Serpent Walls
We are all familiar with the old, early settler Scott-Irish boundary walls. Thousands of years before Europeans arrived in large numbers in North America, Indigenous people were also stacking rocks to form walls. The difference is that these walls were formed to create an effigy of a serpent. Some of these walls (older serpent walls) were in straight lines. This was done to mimic the comets and meteors they observed in the night sky. They saw these straight lines with a bright head in the sky as “sky serpents.” They were considered sacred signs from the Creator. To honor these “sky serpents, serpent rock walls were created.
These serpent rock walls also served as a warning to other people traveling through the area to “tread lightly,” as this is sacred ground. Serpent walls sometimes featured rock art, including pictographs and petroglyphs, placed on them. Another purpose of serpent walls was that they were sometimes intentionally placed to face the directions of the summer and winter solstices. Serpent walls were also used to tell stories and sometimes served as a means to foretell prophecy. I have seen them measure over a hundred yards long and as high as four feet tall. You will find these rock features typically around burial grounds.

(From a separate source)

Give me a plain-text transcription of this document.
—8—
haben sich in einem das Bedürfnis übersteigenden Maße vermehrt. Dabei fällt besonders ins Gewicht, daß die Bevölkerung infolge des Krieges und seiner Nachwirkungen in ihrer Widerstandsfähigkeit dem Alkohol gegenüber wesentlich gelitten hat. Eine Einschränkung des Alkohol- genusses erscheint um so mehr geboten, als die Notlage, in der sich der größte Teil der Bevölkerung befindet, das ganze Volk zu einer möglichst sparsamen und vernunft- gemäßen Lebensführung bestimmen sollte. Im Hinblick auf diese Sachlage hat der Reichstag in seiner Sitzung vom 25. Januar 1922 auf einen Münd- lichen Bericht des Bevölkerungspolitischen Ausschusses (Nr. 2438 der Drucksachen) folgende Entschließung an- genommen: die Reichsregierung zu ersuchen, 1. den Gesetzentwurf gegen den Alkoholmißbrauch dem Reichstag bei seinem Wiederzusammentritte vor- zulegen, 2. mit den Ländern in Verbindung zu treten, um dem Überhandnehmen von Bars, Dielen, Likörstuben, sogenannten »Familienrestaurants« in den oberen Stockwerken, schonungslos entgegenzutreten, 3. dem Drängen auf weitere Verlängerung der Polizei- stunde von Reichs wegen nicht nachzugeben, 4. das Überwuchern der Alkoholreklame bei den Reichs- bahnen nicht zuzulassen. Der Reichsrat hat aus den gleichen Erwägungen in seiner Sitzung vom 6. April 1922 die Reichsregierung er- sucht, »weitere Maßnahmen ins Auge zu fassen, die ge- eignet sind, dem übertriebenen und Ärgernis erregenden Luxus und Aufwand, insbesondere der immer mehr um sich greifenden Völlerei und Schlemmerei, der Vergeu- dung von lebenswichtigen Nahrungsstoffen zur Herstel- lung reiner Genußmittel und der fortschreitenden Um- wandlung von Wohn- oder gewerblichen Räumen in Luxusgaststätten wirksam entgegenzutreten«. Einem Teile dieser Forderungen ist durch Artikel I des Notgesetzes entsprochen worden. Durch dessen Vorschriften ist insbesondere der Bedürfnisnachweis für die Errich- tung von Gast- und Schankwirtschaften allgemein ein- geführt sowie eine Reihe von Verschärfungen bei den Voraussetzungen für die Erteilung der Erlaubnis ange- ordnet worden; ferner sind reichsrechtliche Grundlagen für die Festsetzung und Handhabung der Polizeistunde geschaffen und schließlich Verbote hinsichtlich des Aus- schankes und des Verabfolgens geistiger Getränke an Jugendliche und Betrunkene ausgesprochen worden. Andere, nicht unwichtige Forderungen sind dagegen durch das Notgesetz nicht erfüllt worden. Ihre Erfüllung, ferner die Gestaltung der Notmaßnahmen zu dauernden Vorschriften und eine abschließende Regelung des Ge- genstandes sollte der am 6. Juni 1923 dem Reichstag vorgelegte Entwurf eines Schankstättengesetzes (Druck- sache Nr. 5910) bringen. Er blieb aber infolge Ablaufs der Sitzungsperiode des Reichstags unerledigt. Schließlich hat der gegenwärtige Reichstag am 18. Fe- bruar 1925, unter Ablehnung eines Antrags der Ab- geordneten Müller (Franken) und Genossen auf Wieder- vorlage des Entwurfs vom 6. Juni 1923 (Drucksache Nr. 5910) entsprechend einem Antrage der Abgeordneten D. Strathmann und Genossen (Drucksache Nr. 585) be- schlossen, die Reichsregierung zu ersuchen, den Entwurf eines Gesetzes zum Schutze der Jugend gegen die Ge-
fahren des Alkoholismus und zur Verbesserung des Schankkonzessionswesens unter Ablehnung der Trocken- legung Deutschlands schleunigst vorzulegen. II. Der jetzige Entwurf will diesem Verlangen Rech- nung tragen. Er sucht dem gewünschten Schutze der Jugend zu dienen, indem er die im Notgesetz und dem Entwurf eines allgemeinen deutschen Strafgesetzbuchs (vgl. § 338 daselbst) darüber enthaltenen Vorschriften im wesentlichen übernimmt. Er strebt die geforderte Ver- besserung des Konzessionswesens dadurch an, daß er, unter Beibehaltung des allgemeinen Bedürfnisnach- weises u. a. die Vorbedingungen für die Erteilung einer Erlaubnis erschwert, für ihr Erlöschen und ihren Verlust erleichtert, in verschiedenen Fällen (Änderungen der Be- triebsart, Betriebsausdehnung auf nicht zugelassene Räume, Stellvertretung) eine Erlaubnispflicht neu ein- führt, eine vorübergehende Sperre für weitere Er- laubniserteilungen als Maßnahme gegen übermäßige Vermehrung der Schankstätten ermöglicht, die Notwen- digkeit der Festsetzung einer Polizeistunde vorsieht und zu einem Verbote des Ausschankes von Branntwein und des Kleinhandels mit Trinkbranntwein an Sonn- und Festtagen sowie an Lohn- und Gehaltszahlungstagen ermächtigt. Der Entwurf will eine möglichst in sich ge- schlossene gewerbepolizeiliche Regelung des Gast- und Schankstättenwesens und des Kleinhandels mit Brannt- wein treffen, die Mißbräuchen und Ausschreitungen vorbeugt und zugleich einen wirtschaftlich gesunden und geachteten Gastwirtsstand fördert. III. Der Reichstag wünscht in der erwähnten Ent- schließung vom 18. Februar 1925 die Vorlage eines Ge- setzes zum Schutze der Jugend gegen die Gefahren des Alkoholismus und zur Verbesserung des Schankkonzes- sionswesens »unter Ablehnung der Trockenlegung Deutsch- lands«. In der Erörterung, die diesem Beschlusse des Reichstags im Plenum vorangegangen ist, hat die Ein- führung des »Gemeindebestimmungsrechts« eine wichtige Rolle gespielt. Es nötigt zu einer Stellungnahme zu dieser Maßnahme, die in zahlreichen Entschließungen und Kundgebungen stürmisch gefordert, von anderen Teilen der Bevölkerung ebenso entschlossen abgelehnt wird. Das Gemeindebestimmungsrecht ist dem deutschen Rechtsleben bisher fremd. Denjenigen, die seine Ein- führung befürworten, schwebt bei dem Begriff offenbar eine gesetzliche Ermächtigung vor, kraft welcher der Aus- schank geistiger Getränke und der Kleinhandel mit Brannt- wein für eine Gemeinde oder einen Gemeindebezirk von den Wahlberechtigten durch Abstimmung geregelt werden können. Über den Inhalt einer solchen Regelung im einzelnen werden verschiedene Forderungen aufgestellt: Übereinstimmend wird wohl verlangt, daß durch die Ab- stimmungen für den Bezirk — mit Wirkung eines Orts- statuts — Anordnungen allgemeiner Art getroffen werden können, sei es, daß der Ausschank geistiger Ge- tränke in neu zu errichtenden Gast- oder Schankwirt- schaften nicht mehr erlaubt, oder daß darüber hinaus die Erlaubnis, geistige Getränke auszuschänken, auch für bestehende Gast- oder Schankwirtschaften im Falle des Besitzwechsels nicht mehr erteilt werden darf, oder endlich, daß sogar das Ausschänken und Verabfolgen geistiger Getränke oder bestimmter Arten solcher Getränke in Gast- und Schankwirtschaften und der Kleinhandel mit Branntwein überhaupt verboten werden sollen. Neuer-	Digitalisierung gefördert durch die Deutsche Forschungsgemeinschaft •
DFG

A serpent wall can also feature either a triangular head shape, depicting a venomous serpent such as a rattlesnake, or an oval-shaped head, mimicking a non-venomous snake, such as a black snake. Some serpent walls can have a rattle chamber, providing further evidence of the venomous snake effigy. I have seen multiple tail shapes, with some of them completely straight, others with a slight turn, some with a “fishhook” shape, and others that will almost double back on the serpent’s body. One serpent wall at Bear Spirit Mountain, when scanned with ground penetrating radar (GPR), showed a hollow chamber inside the body of the serpent with an “arch stone” over the entrance of the chamber. This was a prayer chamber used by the Medicine Man/Woman to pray for the Ancestors.